I get reports of his behavior in every social setting he’s involved in. Everyone has a report of his lack of success. Hardly do I ever get a clean report of what a good kid he is. There is always a negative side to any report. I get it. My kid is difficult, a disturbance. And this is where I as a mom feel completely helpless. I get report after report of everyone’s professional opinion about how to ‘fix’ my child when all I really want is for him to have a good attitude at home and try his best in whatever he does. I know that on an individual basis everyone is just trying to help. I know that and I appreciate that we are surrounded by people who care. But I often wonder if those professionals who are heaping out opinions and solutions ever stop to think about how much ‘advice’ this mom gets on a daily basis. It’s swallowing me alive! And I feel that there’s no way out. That I have a child who will never amount to anything because he can’t read or write or spell or do math like his peers. I feel completely alone. Not even my husband shares my daily burden. I get the tears after school, the anger, the words of poor self worth. I get the calls from the school, the emails from the teachers, the ‘advice’ from the professionals. I am told over and over how to ‘fix’ my son, but he’s NOT broken!!! Sometimes I think that if all of the hands just backed off and tried a minimal approach they might help him in the best way possible.
Raising children is not an easy job. It’s messy and there’s no particular formula for success. We as parents just have to jump in and be involved. We have to try and if something doesn’t work we have to try something new. We have to be physically and emotionally available, remain firm, but also be loving. We have to let our children know that we have their backs and we have to be their voice when they have no voice.
Raising a child on the spectrum is at times a nightmare. Not only do we have to work with our child on a personal level, but we have to address them on a social level. In my experience, school and autism do not mix. It is a parent’s constant battle to protect and guide your child, but also give your trust and control over to the professionals. I have to be involved, but not overbearing. Loving, but firm. Teach him independence, but also help him find his way. And I believe it will be like this his whole school career.
A parent’s job is never done. An autistic parent’s job is twice as hard and heartbreaking. I feel beat up, misunderstood and at the end of my rope. And still I have to get up every day and fight for my child. Every day. I often wonder what it’s like to have a family with average or even above average kids. Kids that have fun at school and keep up with the class.
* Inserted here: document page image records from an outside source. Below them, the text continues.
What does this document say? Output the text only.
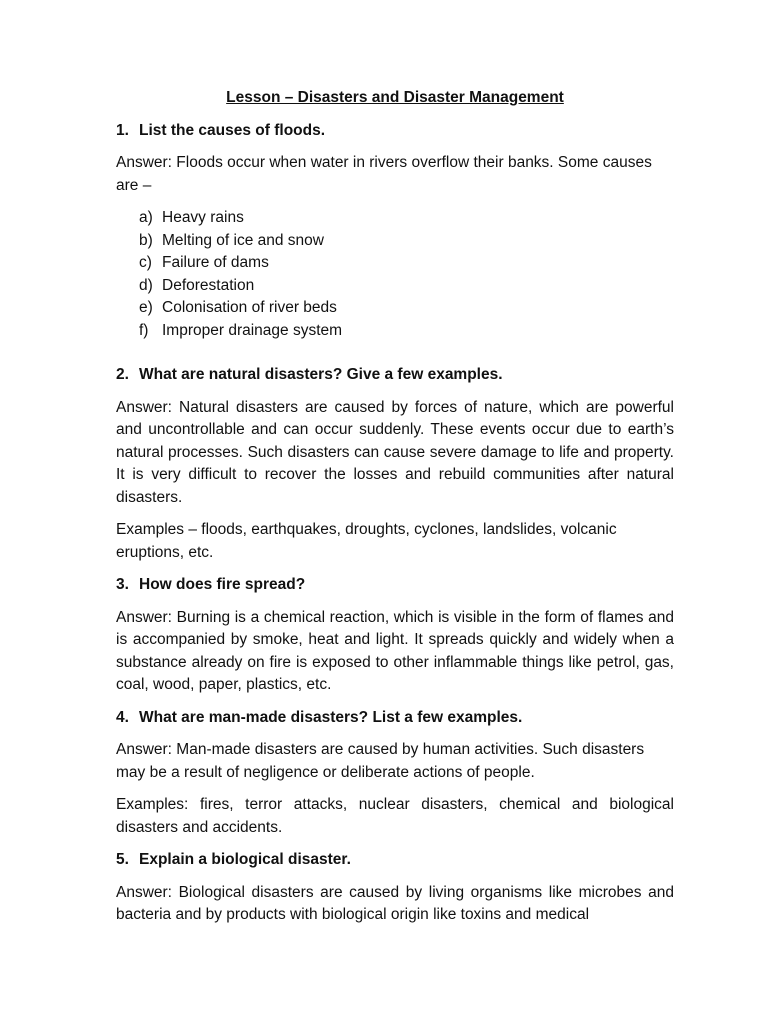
Lesson – Disasters and Disaster Management
1. List the causes of floods.
Answer: Floods occur when water in rivers overflow their banks. Some causes are –
a) Heavy rains
b) Melting of ice and snow
c) Failure of dams
d) Deforestation
e) Colonisation of river beds
f) Improper drainage system
2. What are natural disasters? Give a few examples.
Answer: Natural disasters are caused by forces of nature, which are powerful and uncontrollable and can occur suddenly. These events occur due to earth’s natural processes. Such disasters can cause severe damage to life and property. It is very difficult to recover the losses and rebuild communities after natural disasters.
Examples – floods, earthquakes, droughts, cyclones, landslides, volcanic eruptions, etc.
3. How does fire spread?
Answer: Burning is a chemical reaction, which is visible in the form of flames and is accompanied by smoke, heat and light. It spreads quickly and widely when a substance already on fire is exposed to other inflammable things like petrol, gas, coal, wood, paper, plastics, etc.
4. What are man-made disasters? List a few examples.
Answer: Man-made disasters are caused by human activities. Such disasters may be a result of negligence or deliberate actions of people.
Examples: fires, terror attacks, nuclear disasters, chemical and biological disasters and accidents.
5. Explain a biological disaster.
Answer: Biological disasters are caused by living organisms like microbes and bacteria and by products with biological origin like toxins and medical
Kids who can sit still and do homework. Kids who have friends. These are things that I can only wonder about because they aren’t a reality in our home. I am hopeful that my daughter will have a much more steady and ease with school and peer relationships, but we will always have a son who needs that extra this and that extra that.
Do I regret him? Absolutely not! In fact, I consider it a great honor that God gifted us with him. He obviously saw something in us as parents that could be strong enough to handle a child like Jonah. And I know that God has a plan for both of my children and for me as well. I’ve had a handful of caring mom’s who have gone though exactly what I’m going through right now and they have been such a light to me. I hope to one day lend a hand to other mom’s who are dangling from the last thread and I plan to approach them with love and understand rather than a way to ‘fix’ their child. I’ll hold back from the negative reports and offer only a kind word and maybe a few hours away from their child. You can only truly appreciate something once you’ve lived it. And day by day I certainly do live it.